The Meek Blood Center says they received many calls throughout the day from people wishing to donate blood.
One man was there early this morning to do his part; he has a personal connection to the town of West.
"It was the community where I grew up. I know a lot of people from the area. I just couldn't believe it. I'd been there before. Driven by the plant several times," said John Powell.
His parents live ten miles from the blast.
"I texted my Dad to make sure they were okay" said Powell.
His aunt lives even closer.
"The windows were knocked out of her home," he said.
When he found out about the explosion, he wanted to help, so he went to the center to donate blood.
"I didn't know what else to do so I'm just hoping that whether they use my blood or not, i just wanted to be able to do something," said Powell.
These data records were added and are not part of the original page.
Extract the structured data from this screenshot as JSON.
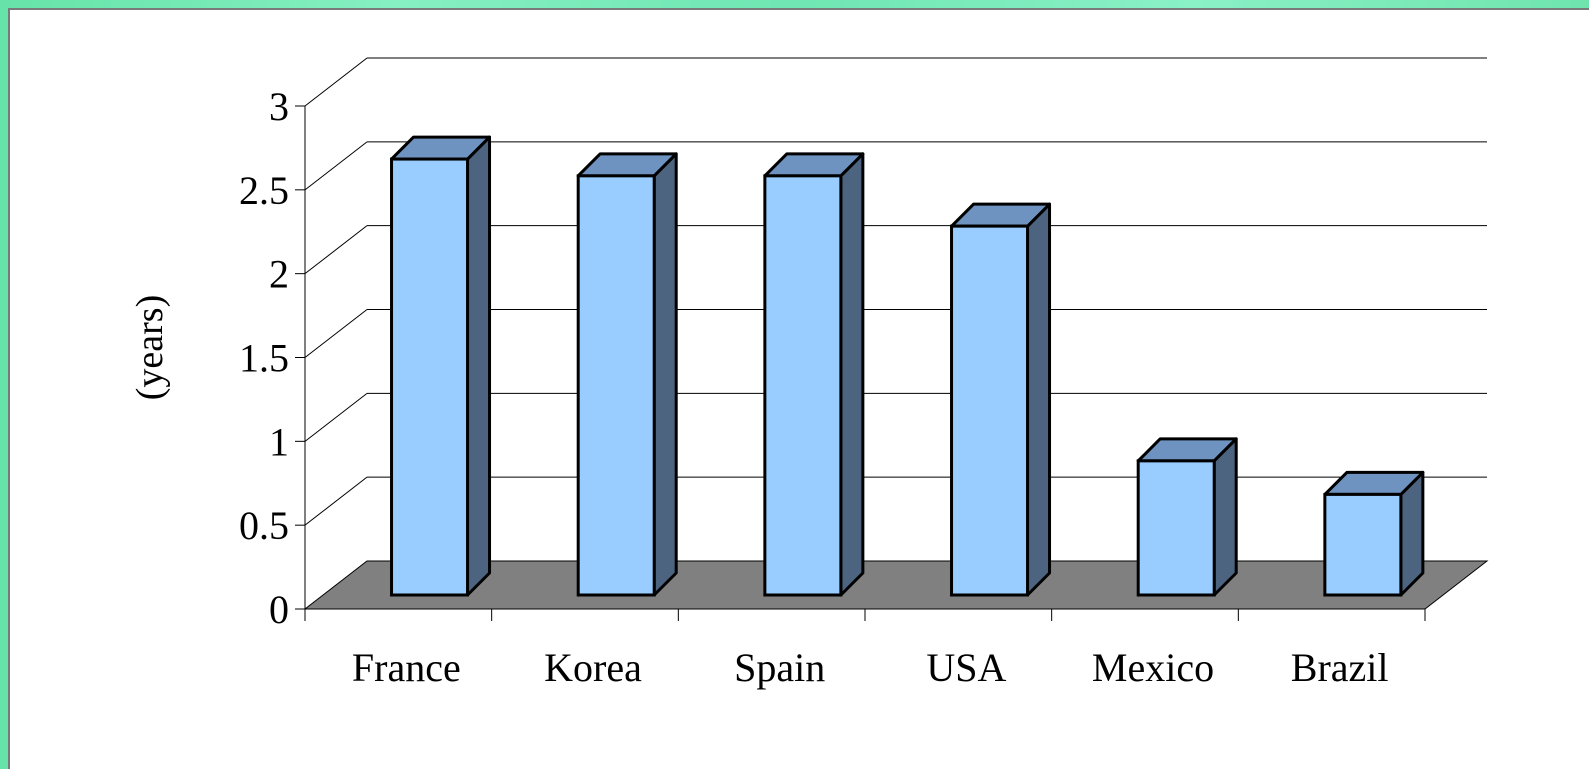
{
  "chart_data": {
    "type": "bar",
    "style": "3d-column",
    "categories": [
      "France",
      "Korea",
      "Spain",
      "USA",
      "Mexico",
      "Brazil"
    ],
    "values": [
      2.6,
      2.5,
      2.5,
      2.2,
      0.8,
      0.6
    ],
    "title": "",
    "xlabel": "",
    "ylabel": "(years)",
    "ylim": [
      0,
      3
    ],
    "yticks": [
      "0",
      "0.5",
      "1",
      "1.5",
      "2",
      "2.5",
      "3"
    ],
    "grid": true,
    "legend": "none",
    "colors": {
      "bar_front": "#99ccff",
      "bar_top": "#6f93c0",
      "bar_side": "#4d6481",
      "floor": "#808080",
      "background": "#ffffff",
      "slide_background": "#7eecba"
    }
  }
}
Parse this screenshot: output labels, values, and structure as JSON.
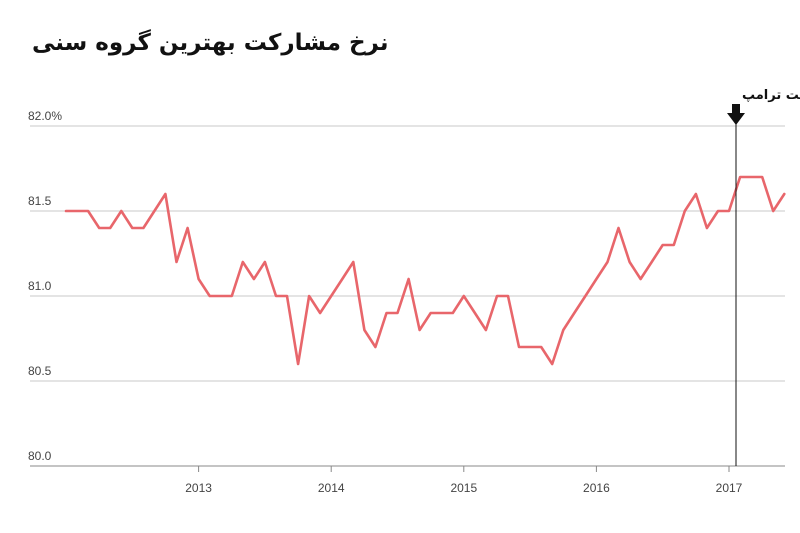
{
  "chart_data": {
    "type": "line",
    "title": "نرخ مشارکت بهترین گروه سنی",
    "xlabel": "",
    "ylabel": "",
    "ylim": [
      80.0,
      82.0
    ],
    "y_ticks": [
      "82.0%",
      "81.5",
      "81.0",
      "80.5",
      "80.0"
    ],
    "x_ticks": [
      "2013",
      "2014",
      "2015",
      "2016",
      "2017"
    ],
    "grid": true,
    "series": [
      {
        "color": "#e8666b",
        "x": [
          "2012-01",
          "2012-02",
          "2012-03",
          "2012-04",
          "2012-05",
          "2012-06",
          "2012-07",
          "2012-08",
          "2012-09",
          "2012-10",
          "2012-11",
          "2012-12",
          "2013-01",
          "2013-02",
          "2013-03",
          "2013-04",
          "2013-05",
          "2013-06",
          "2013-07",
          "2013-08",
          "2013-09",
          "2013-10",
          "2013-11",
          "2013-12",
          "2014-01",
          "2014-02",
          "2014-03",
          "2014-04",
          "2014-05",
          "2014-06",
          "2014-07",
          "2014-08",
          "2014-09",
          "2014-10",
          "2014-11",
          "2014-12",
          "2015-01",
          "2015-02",
          "2015-03",
          "2015-04",
          "2015-05",
          "2015-06",
          "2015-07",
          "2015-08",
          "2015-09",
          "2015-10",
          "2015-11",
          "2015-12",
          "2016-01",
          "2016-02",
          "2016-03",
          "2016-04",
          "2016-05",
          "2016-06",
          "2016-07",
          "2016-08",
          "2016-09",
          "2016-10",
          "2016-11",
          "2016-12",
          "2017-01",
          "2017-02",
          "2017-03",
          "2017-04",
          "2017-05",
          "2017-06"
        ],
        "values": [
          81.5,
          81.5,
          81.5,
          81.4,
          81.4,
          81.5,
          81.4,
          81.4,
          81.5,
          81.6,
          81.2,
          81.4,
          81.1,
          81.0,
          81.0,
          81.0,
          81.2,
          81.1,
          81.2,
          81.0,
          81.0,
          80.6,
          81.0,
          80.9,
          81.0,
          81.1,
          81.2,
          80.8,
          80.7,
          80.9,
          80.9,
          81.1,
          80.8,
          80.9,
          80.9,
          80.9,
          81.0,
          80.9,
          80.8,
          81.0,
          81.0,
          80.7,
          80.7,
          80.7,
          80.6,
          80.8,
          80.9,
          81.0,
          81.1,
          81.2,
          81.4,
          81.2,
          81.1,
          81.2,
          81.3,
          81.3,
          81.5,
          81.6,
          81.4,
          81.5,
          81.5,
          81.7,
          81.7,
          81.7,
          81.5,
          81.6
        ]
      }
    ],
    "annotation": {
      "label": "شروع مدیریت ترامپ",
      "x": "2017-01"
    }
  }
}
Frances Baker of the Meek Blood Center said it's important for people to donate regularly because tragedies like these can strike at any time.
"We never know from day to day what's going to happen," said Baker.
When she found out about the explosion, her first thoughts turned to the supplies they would need to help the injured, including blood.
"I thought, oh i hope they're prepared because i think the worst thing that could happen would be for someone to arrive at a hospital that needed a blood transfusion and it not be there," said Baker.
Powell said he hopes others will reach out to the victims of his community.
"I'm not sure what needs to be done, i just think if they're able, donating is a good place to start," said Powell
The center has worked with hospitals in the West, Texas area before. Baker said they will be ready to respond if blood donations are needed.
If you are interested in donating, here's what you need to know:
The Meek Blood Center is located at 1150 N. 18th Street.
It will be open until 7 p.m. Thursday.
The blood you donate today will be usable within 48 hours, so in this time of crisis, sooner is better.